B) Enable + start the service

sudo systemctl daemon-reload
sudo systemctl enable dashboard.service
sudo systemctl start dashboard.service

C) Check status/logs (if needed)

systemctl status dashboard.service
journalctl -u dashboard.service -b

Note: On most Mint desktop installs, DISPLAY=:0 is correct.

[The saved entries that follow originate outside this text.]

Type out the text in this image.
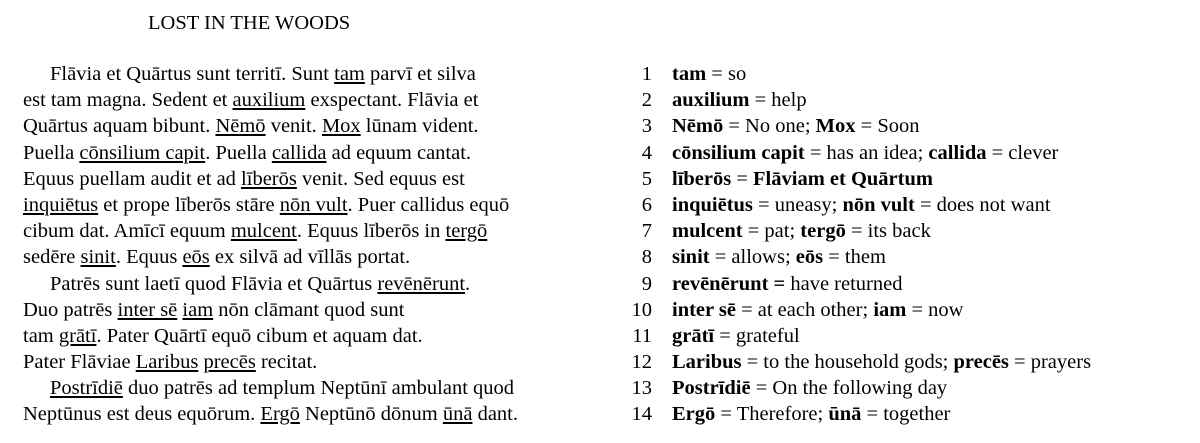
LOST IN THE WOODS
Flāvia et Quārtus sunt territī. Sunt tam parvī et silva
est tam magna. Sedent et auxilium exspectant. Flāvia et
Quārtus aquam bibunt. Nēmō venit. Mox lūnam vident.
Puella cōnsilium capit. Puella callida ad equum cantat.
Equus puellam audit et ad līberōs venit. Sed equus est
inquiētus et prope līberōs stāre nōn vult. Puer callidus equō
cibum dat. Amīcī equum mulcent. Equus līberōs in tergō
sedēre sinit. Equus eōs ex silvā ad vīllās portat.
Patrēs sunt laetī quod Flāvia et Quārtus revēnērunt.
Duo patrēs inter sē iam nōn clāmant quod sunt
tam grātī. Pater Quārtī equō cibum et aquam dat.
Pater Flāviae Laribus precēs recitat.
Postrīdiē duo patrēs ad templum Neptūnī ambulant quod
Neptūnus est deus equōrum. Ergō Neptūnō dōnum ūnā dant.
1 tam = so
2 auxilium = help
3 Nēmō = No one; Mox = Soon
4 cōnsilium capit = has an idea; callida = clever
5 līberōs = Flāviam et Quārtum
6 inquiētus = uneasy; nōn vult = does not want
7 mulcent = pat; tergō = its back
8 sinit = allows; eōs = them
9 revēnērunt = have returned
10 inter sē = at each other; iam = now
11 grātī = grateful
12 Laribus = to the household gods; precēs = prayers
13 Postrīdiē = On the following day
14 Ergō = Therefore; ūnā = together
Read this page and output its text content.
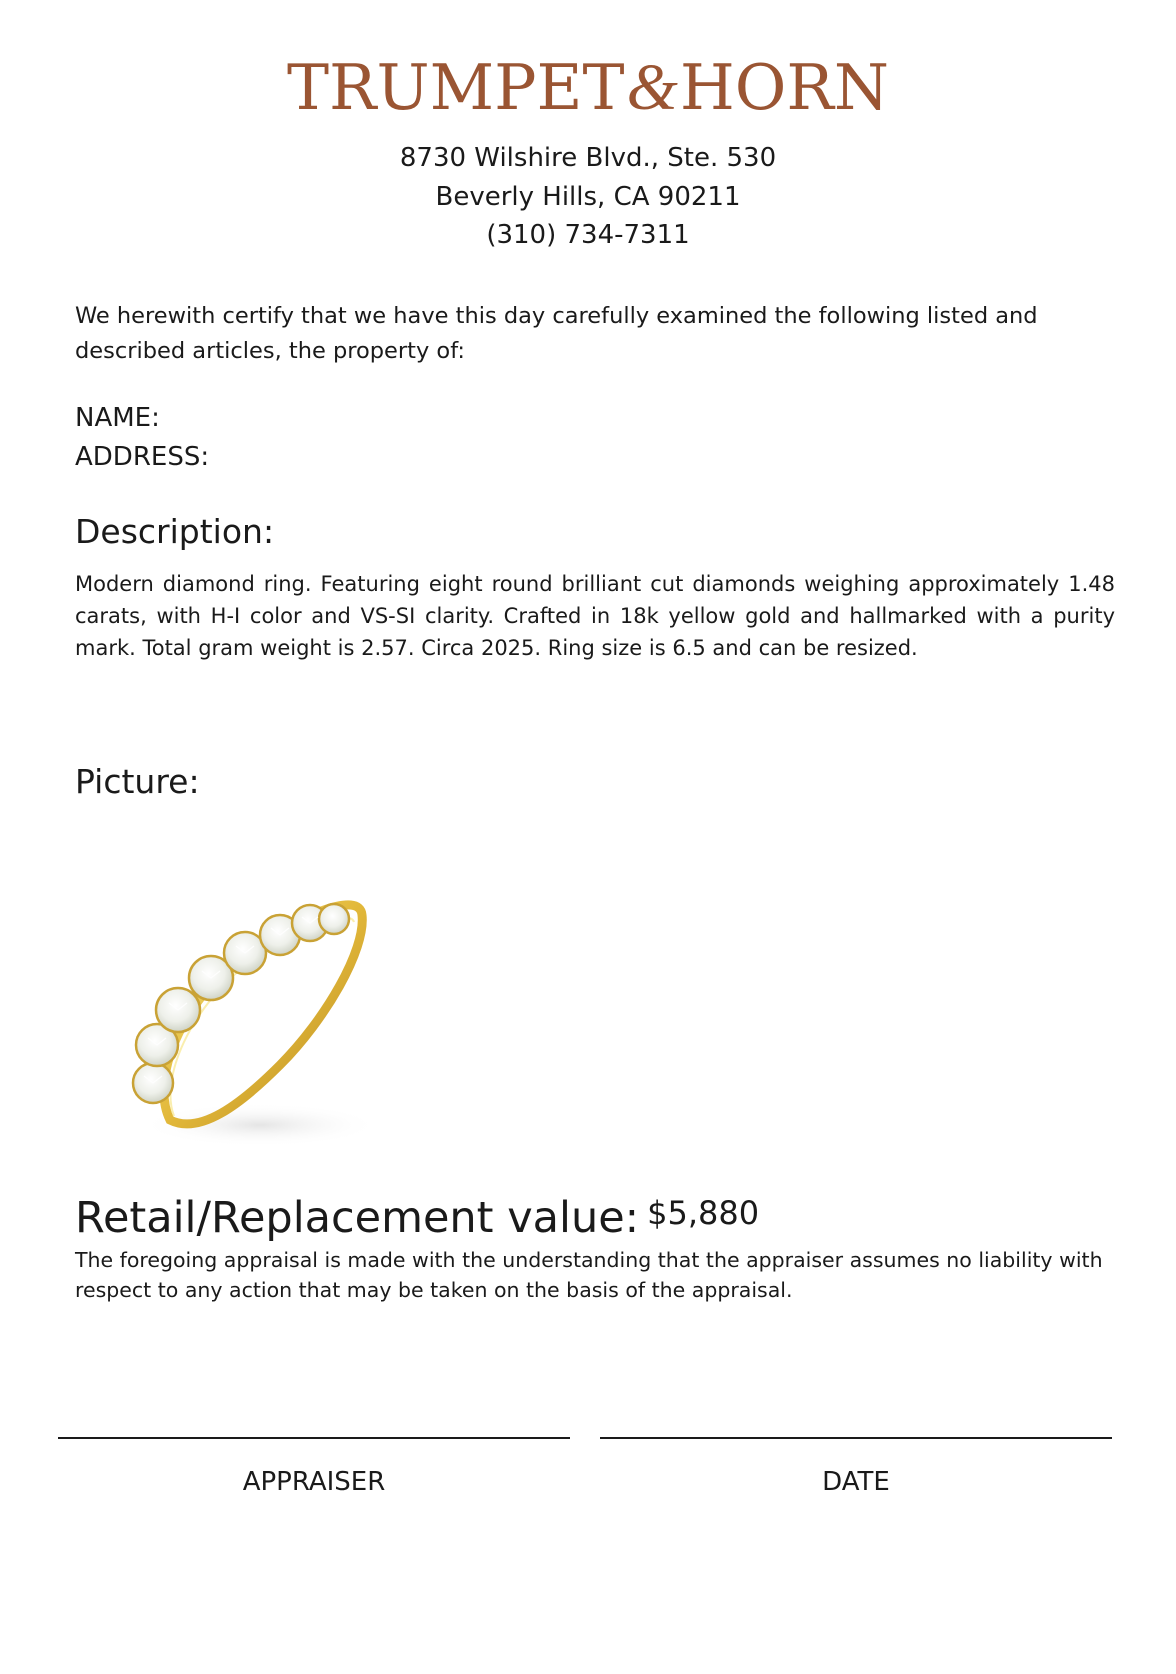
TRUMPET&HORN
8730 Wilshire Blvd., Ste. 530
Beverly Hills, CA 90211
(310) 734-7311

We herewith certify that we have this day carefully examined the following listed and described articles, the property of:

NAME:

ADDRESS:

Description:

Modern diamond ring. Featuring eight round brilliant cut diamonds weighing approximately 1.48 carats, with H-I color and VS-SI clarity. Crafted in 18k yellow gold and hallmarked with a purity mark. Total gram weight is 2.57. Circa 2025. Ring size is 6.5 and can be resized.

Picture:
Retail/Replacement value: $5,880

The foregoing appraisal is made with the understanding that the appraiser assumes no liability with respect to any action that may be taken on the basis of the appraisal.

APPRAISER	DATE
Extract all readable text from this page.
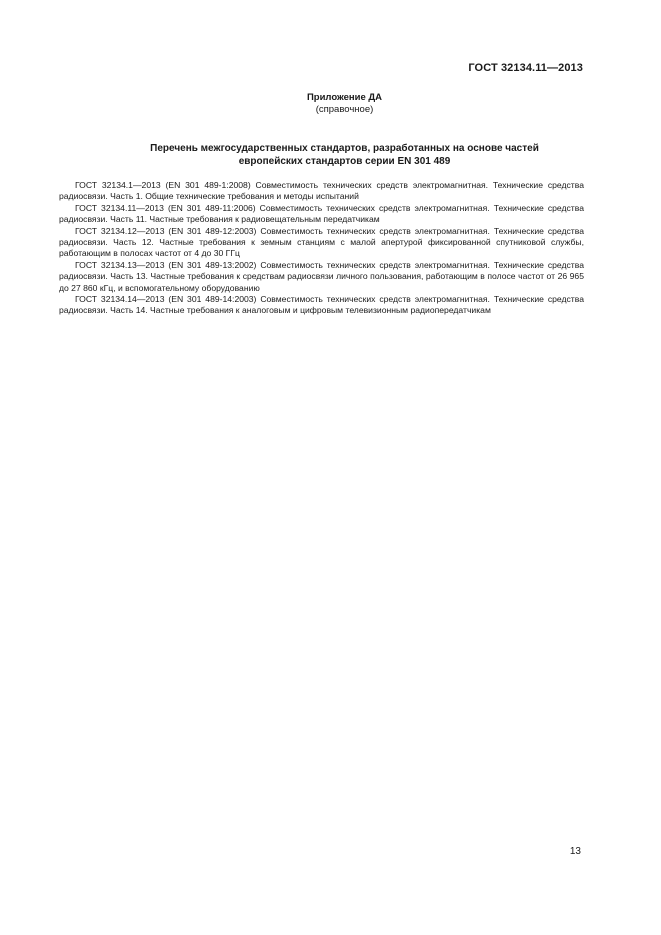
ГОСТ 32134.11—2013
Приложение ДА
(справочное)
Перечень межгосударственных стандартов, разработанных на основе частей
европейских стандартов серии EN 301 489

ГОСТ 32134.1—2013 (EN 301 489-1:2008) Совместимость технических средств электромагнитная. Технические средства радиосвязи. Часть 1. Общие технические требования и методы испытаний

ГОСТ 32134.11—2013 (EN 301 489-11:2006) Совместимость технических средств электромагнитная. Технические средства радиосвязи. Часть 11. Частные требования к радиовещательным передатчикам

ГОСТ 32134.12—2013 (EN 301 489-12:2003) Совместимость технических средств электромагнитная. Технические средства радиосвязи. Часть 12. Частные требования к земным станциям с малой апертурой фиксированной спутниковой службы, работающим в полосах частот от 4 до 30 ГГц

ГОСТ 32134.13—2013 (EN 301 489-13:2002) Совместимость технических средств электромагнитная. Технические средства радиосвязи. Часть 13. Частные требования к средствам радиосвязи личного пользования, работающим в полосе частот от 26 965 до 27 860 кГц, и вспомогательному оборудованию

ГОСТ 32134.14—2013 (EN 301 489-14:2003) Совместимость технических средств электромагнитная. Технические средства радиосвязи. Часть 14. Частные требования к аналоговым и цифровым телевизионным радиопередатчикам

13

If it fails, logs will usually indicate a display/auth issue.

9.4 Add a Watchdog to Relaunch Firefox if it Crashes

The most reliable approach is to have your startup script run Firefox in a loop so if Firefox exits, it relaunches automatically.

A) Update the dashboard script

nano ~/dashboard/start_dashboard.sh

Replace the Firefox line with this loop (keep your xrandr/unclutter lines):

#!/bin/bash

# Rotate display to portrait mode
xrandr --output HDMI-1 --rotate left &

# Hide mouse cursor after 0.1 seconds
unclutter -idle 0.1 &

# Watchdog loop: restart Firefox if it exits/crashes
while true; do
  firefox --kiosk https://dashboard-url-here
  sleep 2
done

Re-apply executable permission if needed:

chmod +x ~/dashboard/start_dashboard.sh

Behavior: If Firefox crashes or closes, it restarts automatically after 2 seconds.

10) Final Behavior Overview

Once fully configured, the system will:

  • ✅ Power on automatically at 8:50 AM (example time)
  • ✅ Auto-login (optional but recommended for kiosks)
  • ✅ Launch the dashboard in Firefox kiosk mode on boot
  • ✅ Rotate the display to portrait orientation
  • ✅ Hide the mouse cursor
  • ✅ Restart Firefox automatically if it crashes (watchdog)
  • ✅ Shut down automatically at 5:00 PM

No keyboard, mouse, or user input required (once auto-login + auto-start are configured).